By late afternoon the sky was turning dark and the wind picked up. We headed back to the main campground on an exciting reach with shifting winds from the west and south-west. As we left Beausoleil Bay and approached the relatively open water between Roberts Island and Cedar Springs, wind strengthened to around 15 knots with over 20 knots gusts, and white caps were quickly beginning to form. The Hen can safely sail in these conditions, but we figured we had several tacks to make our way up the strong headwind, and prudence calls for reefing down the main sail. As we hove-to and worked to tie down the reefs, another gust hit us, and the force exerted on the jib pried open the jib clew shackle. The jib proceeded to flutter wildly in the wind and an old, six-inch long rip (obviously inadequately repaired) was torn open. This was beginning to get worrying, so we decided to save the battle for another day and hauled down the sails. It’s one of those times that I am thankful that I have a roller furling, as the simultaneous tasks of letting down the two sails, staying balanced, avoiding the ugly shoals, while starting the motor, would have been quite a handful for me and my daughter!

We safely returned to the beach, anchored down and rewarded ourselves with a big warm supper. We found that Environment Canada had issued a full gale warning and thunderstorm advisory for Georgian Bay. The campground is located in an old-growth forest and is well protected the wind, but I watched the tops of 50-feet pine trees around us bent into submission by the strong wind, and wondered what would such forces do to unwitting sailboats caught in open waters. Rain began to fall intermittently, followed by one of the longest electric storms I’ve seen. We stood on the beach and watched the thunder-clouds moving in from the west and heading over land, with non-stop lightning flashes lasting over 20 minutes. Thunder-caps became a long, continuous roar before it faded into the distance. The warm humid air was gone and temperature dropped like a rock, to 7 degree by midnight. Fortunately we had our –5 degree sleeping bags (at least that’s what the label says), and the cool night made for comfortable sleeping.

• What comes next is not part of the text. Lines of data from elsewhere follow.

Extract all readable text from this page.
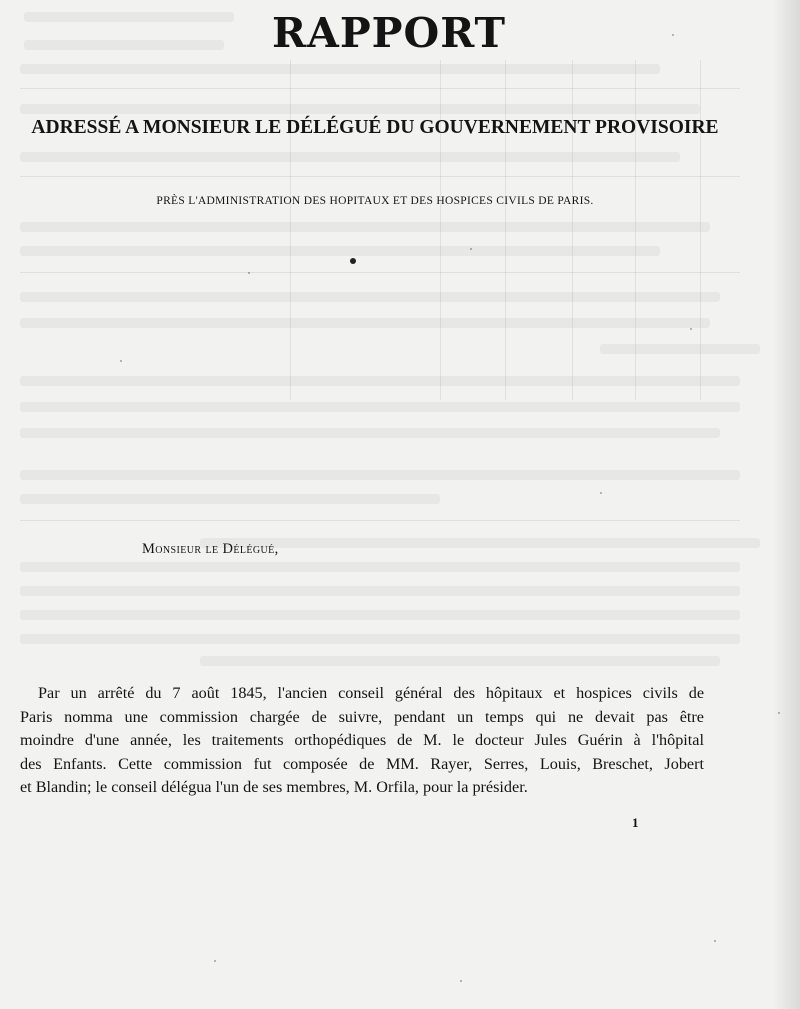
RAPPORT
ADRESSÉ A MONSIEUR LE DÉLÉGUÉ DU GOUVERNEMENT PROVISOIRE
PRÈS L'ADMINISTRATION DES HOPITAUX ET DES HOSPICES CIVILS DE PARIS.
Monsieur le Délégué,
Par un arrêté du 7 août 1845, l'ancien conseil général des hôpitaux et hospices civils de
Paris nomma une commission chargée de suivre, pendant un temps qui ne devait pas être
moindre d'une année, les traitements orthopédiques de M. le docteur Jules Guérin à l'hôpital
des Enfants. Cette commission fut composée de MM. Rayer, Serres, Louis, Breschet, Jobert
et Blandin; le conseil délégua l'un de ses membres, M. Orfila, pour la présider.
1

Wind howled all night, and small broken branches were falling all around us. The large tarp that I tied over the picnic table was flapping up and down and making the same noise as a loose jib. Finally at 3:00AM the tarp suffered the same fate as the jib – one corner was torn off from the rope tying it to a tree, and the flapping tarp made the kind of noise that makes any sailor dread. Reluctantly I rushed out of the warmth of the tent and secured the whole setup. Unable to go back to sleep, I walked out to the beach, worrying whether the anchors would hold. Indeed the anchors (er, rock) had dragged at least 10 feet, judging from the relative position of the Hen and neighboring boats. I decided that I would take the risk of causing some stress to my rudder rather than losing my boat altogether, and hauled the boat onshore until it was close enough that I could tie the anchor line to a tree.